Group V synthetics are almost exclusively ester based. Like PAO based lubricants, group V base oil needs additives to be an engine oil. Group V based oils are very specific application lubricants. I don’t believe they’re used as a base in over the counter synthetic engine oil.

So, so called group III synthetics are a more highly refined crude oil, with a base stock that comes out of the ground as crude oil.

Group IV synthetics are synthesized from Polyalphaolefin (PAO).

The benefit of a true synthetic is uniformity and consistency in the molecular make up of the base oil. Unlike refined crude oil, synthetic oil has consistent molecular chains. Think of crushed gravel being ground up to similar sized pieces (conventional oil), and compare that to manufactured glass marbles (Synthetic). The marbles are more consistent in size and shape. The marbles would make a better lubricant.

Cost may be the best way to determine if oil is a true synthetic. If it is under $5.00 a quart, it is probably a group III synthetic.
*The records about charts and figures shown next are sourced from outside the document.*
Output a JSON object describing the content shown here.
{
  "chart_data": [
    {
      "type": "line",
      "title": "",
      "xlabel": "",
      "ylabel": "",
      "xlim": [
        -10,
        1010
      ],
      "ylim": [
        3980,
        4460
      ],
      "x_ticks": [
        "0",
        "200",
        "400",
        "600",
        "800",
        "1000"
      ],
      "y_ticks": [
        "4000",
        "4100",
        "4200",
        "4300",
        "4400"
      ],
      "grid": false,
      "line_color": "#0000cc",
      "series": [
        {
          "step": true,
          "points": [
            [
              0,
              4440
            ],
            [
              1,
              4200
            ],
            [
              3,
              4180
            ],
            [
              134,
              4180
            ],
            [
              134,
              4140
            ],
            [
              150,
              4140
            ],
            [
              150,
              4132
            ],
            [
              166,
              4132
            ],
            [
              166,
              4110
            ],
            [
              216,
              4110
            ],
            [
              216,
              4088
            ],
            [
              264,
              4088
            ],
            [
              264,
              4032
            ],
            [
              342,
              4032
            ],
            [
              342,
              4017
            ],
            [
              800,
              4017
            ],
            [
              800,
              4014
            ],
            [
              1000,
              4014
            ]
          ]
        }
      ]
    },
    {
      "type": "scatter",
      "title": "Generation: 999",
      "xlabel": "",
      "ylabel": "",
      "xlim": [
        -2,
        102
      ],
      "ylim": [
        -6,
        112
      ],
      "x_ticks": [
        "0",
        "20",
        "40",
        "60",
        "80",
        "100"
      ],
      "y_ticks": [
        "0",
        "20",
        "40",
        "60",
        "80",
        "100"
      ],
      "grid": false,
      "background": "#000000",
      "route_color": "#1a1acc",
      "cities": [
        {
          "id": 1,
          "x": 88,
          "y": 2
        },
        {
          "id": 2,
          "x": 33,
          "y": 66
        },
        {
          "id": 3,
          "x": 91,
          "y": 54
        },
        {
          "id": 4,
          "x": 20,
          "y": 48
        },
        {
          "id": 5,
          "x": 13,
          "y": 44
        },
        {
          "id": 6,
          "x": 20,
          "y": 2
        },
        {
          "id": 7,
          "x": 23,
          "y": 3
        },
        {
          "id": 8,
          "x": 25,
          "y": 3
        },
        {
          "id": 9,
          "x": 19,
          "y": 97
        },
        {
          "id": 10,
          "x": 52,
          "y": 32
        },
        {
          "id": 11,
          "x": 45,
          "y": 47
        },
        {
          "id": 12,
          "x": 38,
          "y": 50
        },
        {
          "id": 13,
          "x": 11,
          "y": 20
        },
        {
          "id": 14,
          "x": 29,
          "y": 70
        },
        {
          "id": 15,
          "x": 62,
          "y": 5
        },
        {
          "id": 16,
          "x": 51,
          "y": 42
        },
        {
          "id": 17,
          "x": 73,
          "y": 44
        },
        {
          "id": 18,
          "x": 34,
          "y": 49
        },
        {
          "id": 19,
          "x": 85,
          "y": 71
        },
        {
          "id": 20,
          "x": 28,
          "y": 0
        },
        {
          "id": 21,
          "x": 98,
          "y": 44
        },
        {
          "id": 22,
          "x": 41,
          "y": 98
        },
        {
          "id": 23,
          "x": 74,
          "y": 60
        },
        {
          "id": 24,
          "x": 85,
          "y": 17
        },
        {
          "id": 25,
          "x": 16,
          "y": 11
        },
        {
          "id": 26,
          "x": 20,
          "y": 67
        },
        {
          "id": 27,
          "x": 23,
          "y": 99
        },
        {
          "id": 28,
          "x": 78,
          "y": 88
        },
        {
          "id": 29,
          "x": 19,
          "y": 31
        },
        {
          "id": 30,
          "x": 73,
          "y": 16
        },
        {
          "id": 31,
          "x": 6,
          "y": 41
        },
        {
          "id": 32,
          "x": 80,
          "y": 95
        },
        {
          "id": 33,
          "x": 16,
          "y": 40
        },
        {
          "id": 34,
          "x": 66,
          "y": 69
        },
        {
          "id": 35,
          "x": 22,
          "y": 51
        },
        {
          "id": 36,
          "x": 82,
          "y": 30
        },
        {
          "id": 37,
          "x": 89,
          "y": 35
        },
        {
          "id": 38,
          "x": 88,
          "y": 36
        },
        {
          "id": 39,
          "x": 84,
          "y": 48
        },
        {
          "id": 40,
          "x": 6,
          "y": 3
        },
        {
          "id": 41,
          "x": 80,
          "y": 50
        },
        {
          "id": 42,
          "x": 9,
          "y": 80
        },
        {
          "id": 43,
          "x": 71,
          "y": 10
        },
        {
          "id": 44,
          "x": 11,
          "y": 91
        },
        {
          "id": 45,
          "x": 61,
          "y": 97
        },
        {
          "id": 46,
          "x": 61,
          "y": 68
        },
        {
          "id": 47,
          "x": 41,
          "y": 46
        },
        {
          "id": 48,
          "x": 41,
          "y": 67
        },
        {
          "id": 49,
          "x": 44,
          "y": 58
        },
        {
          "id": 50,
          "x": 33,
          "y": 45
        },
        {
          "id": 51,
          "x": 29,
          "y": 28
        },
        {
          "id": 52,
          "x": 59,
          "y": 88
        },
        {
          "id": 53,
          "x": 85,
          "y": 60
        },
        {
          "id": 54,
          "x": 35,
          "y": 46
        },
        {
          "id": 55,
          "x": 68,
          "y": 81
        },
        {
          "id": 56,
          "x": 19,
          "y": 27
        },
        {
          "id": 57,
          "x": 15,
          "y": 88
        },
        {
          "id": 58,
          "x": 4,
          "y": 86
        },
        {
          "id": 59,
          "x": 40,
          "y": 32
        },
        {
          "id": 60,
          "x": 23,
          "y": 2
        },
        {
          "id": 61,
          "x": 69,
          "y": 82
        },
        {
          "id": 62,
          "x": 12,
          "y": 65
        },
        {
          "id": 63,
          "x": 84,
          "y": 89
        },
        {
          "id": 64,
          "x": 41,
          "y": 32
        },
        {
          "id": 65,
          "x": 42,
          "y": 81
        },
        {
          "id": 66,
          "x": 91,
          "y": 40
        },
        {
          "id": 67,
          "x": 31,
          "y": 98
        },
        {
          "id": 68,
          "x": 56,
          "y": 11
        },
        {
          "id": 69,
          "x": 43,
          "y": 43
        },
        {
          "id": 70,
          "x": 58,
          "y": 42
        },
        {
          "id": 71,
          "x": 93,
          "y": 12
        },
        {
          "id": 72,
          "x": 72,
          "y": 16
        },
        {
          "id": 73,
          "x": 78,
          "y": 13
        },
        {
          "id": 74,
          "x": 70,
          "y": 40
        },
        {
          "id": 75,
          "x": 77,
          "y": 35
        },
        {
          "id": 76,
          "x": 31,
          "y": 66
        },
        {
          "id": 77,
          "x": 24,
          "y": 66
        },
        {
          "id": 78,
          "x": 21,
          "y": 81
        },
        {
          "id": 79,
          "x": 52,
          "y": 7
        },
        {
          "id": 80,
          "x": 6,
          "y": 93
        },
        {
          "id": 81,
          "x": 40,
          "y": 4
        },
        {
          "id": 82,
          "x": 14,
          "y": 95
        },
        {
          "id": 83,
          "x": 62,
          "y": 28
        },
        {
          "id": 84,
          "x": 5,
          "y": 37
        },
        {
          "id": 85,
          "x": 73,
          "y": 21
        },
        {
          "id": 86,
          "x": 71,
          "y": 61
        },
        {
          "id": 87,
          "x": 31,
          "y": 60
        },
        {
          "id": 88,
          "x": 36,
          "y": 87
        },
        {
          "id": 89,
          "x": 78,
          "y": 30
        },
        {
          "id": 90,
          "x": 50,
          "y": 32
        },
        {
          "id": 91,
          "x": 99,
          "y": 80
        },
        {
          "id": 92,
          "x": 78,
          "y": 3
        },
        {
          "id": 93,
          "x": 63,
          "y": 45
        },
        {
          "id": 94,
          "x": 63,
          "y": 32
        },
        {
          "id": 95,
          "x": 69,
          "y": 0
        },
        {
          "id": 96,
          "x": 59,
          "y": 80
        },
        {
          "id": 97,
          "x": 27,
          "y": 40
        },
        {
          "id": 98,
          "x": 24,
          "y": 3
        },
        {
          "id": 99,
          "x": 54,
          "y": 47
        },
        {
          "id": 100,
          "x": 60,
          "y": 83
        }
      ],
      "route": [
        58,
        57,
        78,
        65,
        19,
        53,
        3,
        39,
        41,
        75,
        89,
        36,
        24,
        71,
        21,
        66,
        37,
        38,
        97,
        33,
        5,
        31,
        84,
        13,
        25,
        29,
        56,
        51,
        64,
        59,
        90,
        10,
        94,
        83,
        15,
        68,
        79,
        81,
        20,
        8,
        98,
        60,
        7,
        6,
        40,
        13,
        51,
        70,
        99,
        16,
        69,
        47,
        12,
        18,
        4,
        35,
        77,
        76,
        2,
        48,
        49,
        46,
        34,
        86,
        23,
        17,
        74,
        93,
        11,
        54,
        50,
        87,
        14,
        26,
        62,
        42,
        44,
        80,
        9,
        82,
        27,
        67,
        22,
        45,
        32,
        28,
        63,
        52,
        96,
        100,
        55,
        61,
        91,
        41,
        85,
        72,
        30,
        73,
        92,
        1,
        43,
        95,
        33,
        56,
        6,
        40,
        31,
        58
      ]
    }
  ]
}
The true answer can be found on the bottle or the manufacture’s website.

Regardless of the base lubricant, all engine oils have additives to control viscosity through temperature ranges, and additives to keep the engine clean and well lubricated. These additives still wear out or break down regardless of the base oil used. Engine oil is also diluted with by-products of combustion through use.

So why use synthetics? Synthetic oil is a superior lubricant. The oil is consistent on a molecular level, with no impurities. Refined oil has inconsistent molecular chains and still retains trace amounts of impurities. Synthetic oil maintains viscosity regardless of temperature. Put a quart of conventional oil and a quart of true synthetic in your freezer overnight. In the morning take them out and shake them. The synthetic will still be fluid. The conventional oil will be thick like honey. Remember that next winter when it is below zero and you start your car.

Synthetic oil does not sludge and varnish in the engine as conventional oils do. I have opened up engines with over 200,000 miles on them with synthetic oil, and they look like new inside.

Oil change intervals should still be dependent on driving conditions. Short distance driving is “severe” duty. It is often a good idea to do a Used Oil Analysis to get an idea of when to change your oil. A UOA may show your used oil did not need to be changed, and was still able to properly lubricate. You may find a vehicle with synthetic oil, with few short trips can go 10,000 miles or more before the oil needs to be changed.

From the Editor…. Dave, would you please keep this oil discussion going?

Questions….. Should we use synthetic in our old cars? What about the question of single-weight oil vs multi-weight oils in our old cars, which is best and why? You have mentioned the moisture collecting in our car’s oil pans, especially during winter storage, should oil types come into the conversation here? What about this whole question of 600 weight in our old differentials? What should we use and is 600 weight really 600 weight? Thanks Dave.